Pour l’instant, Osore-zan et la partie sud de la péninsule (le manche de la hache) sont relativement faciles d’accès grâce à la ligne JR Ôminato qui relie les gares d’Ôminato et de Shimokita à Noheji et au reste du réseau ferroviaire. Depuis les années 1980, la compagnie a constamment menacé de supprimer cette ligne et d’autres petites lignes locales, mais pour l’instant, la ligne à voie unique est sûre. Depuis la gare de Shimokita, un bus vous emmène à Osore-zan. Les bus ne circulent que quelques fois par jour, il est donc conseillé de vérifier leurs horaires à l’avance.

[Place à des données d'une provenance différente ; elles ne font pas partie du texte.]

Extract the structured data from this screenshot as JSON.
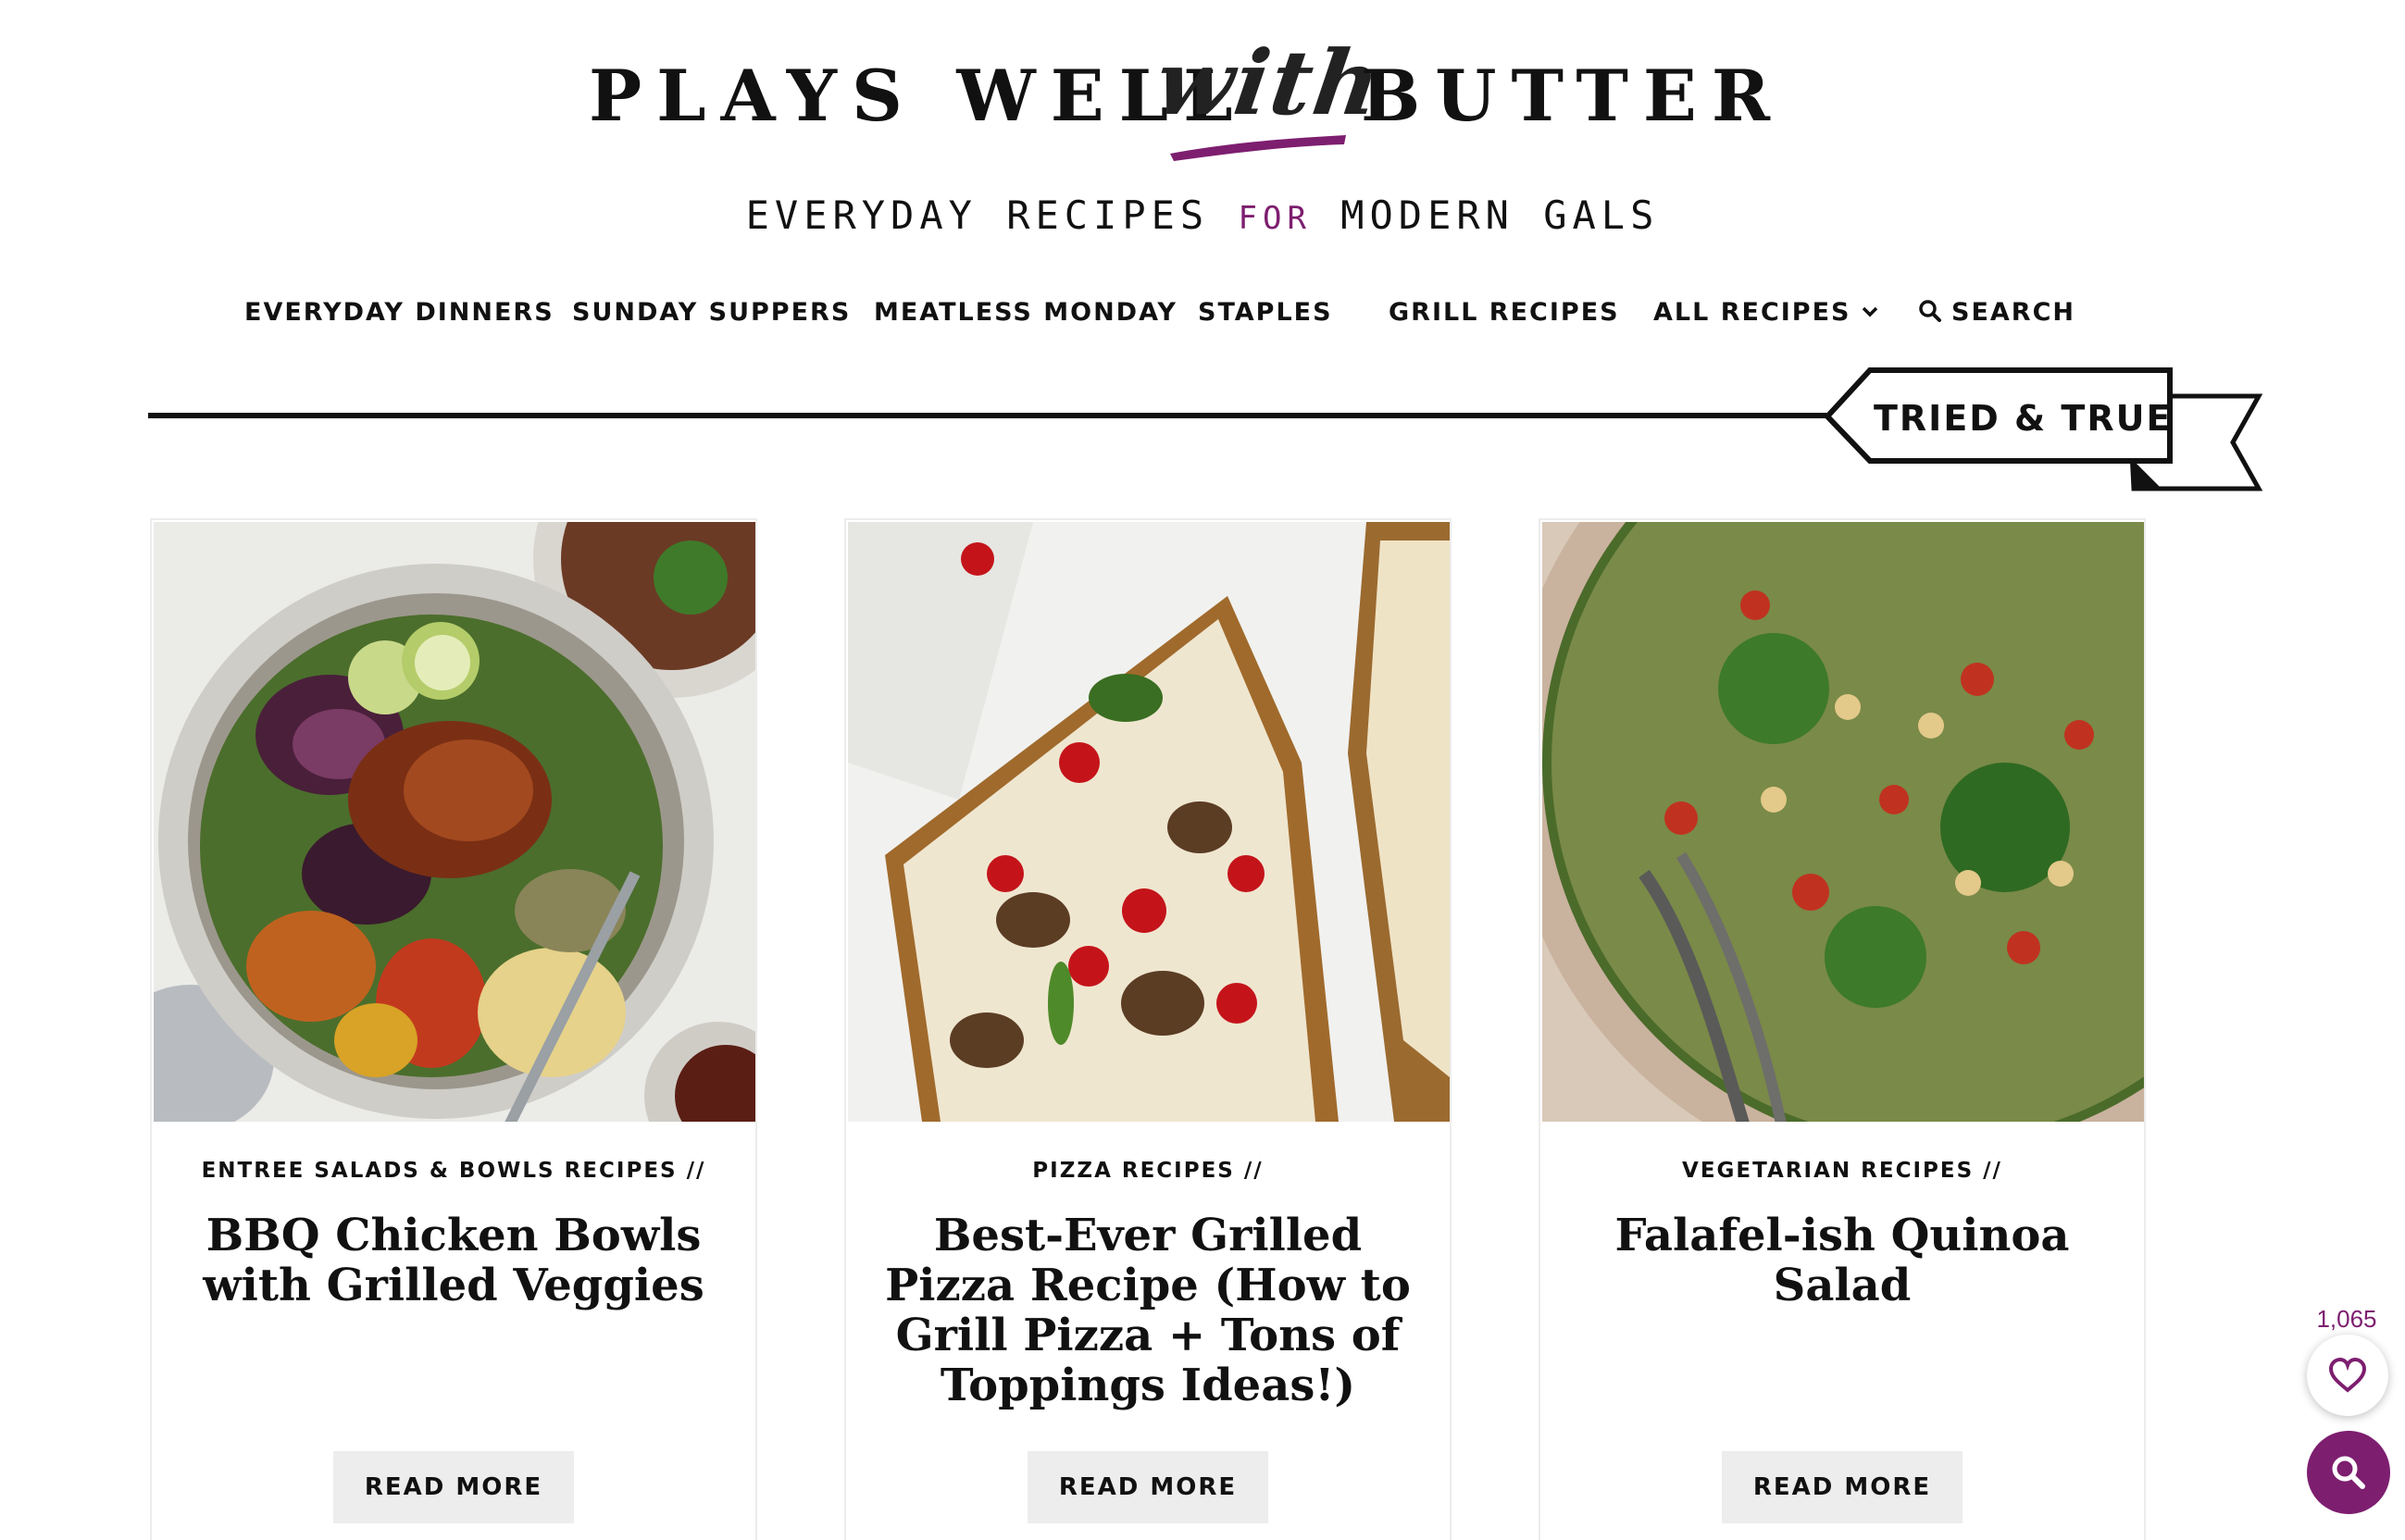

Osore-zan n’a pas été entièrement remis au monde des esprits. Le magasin de soba situé à l’extérieur du temple propose des sansai (légumes de montagne) qui sont censés prolonger votre séjour dans ce monde. Le temple gère également une auberge dont les tarifs sont relativement bas, bien que les responsables du temple affirment qu’ils préfèrent louer leurs chambres à des pèlerins religieux plutôt qu’à des touristes. Passer la nuit au Bodai-ji permet de prendre des repas végétariens avec les moines. Selon votre degré d’impressionnabilité, vous trouverez le bruit des roues à picots qui s’agitent la nuit soit apaisant, soit extrêmement troublant. Certains disent entendre des enfants rire dans l’obscurité.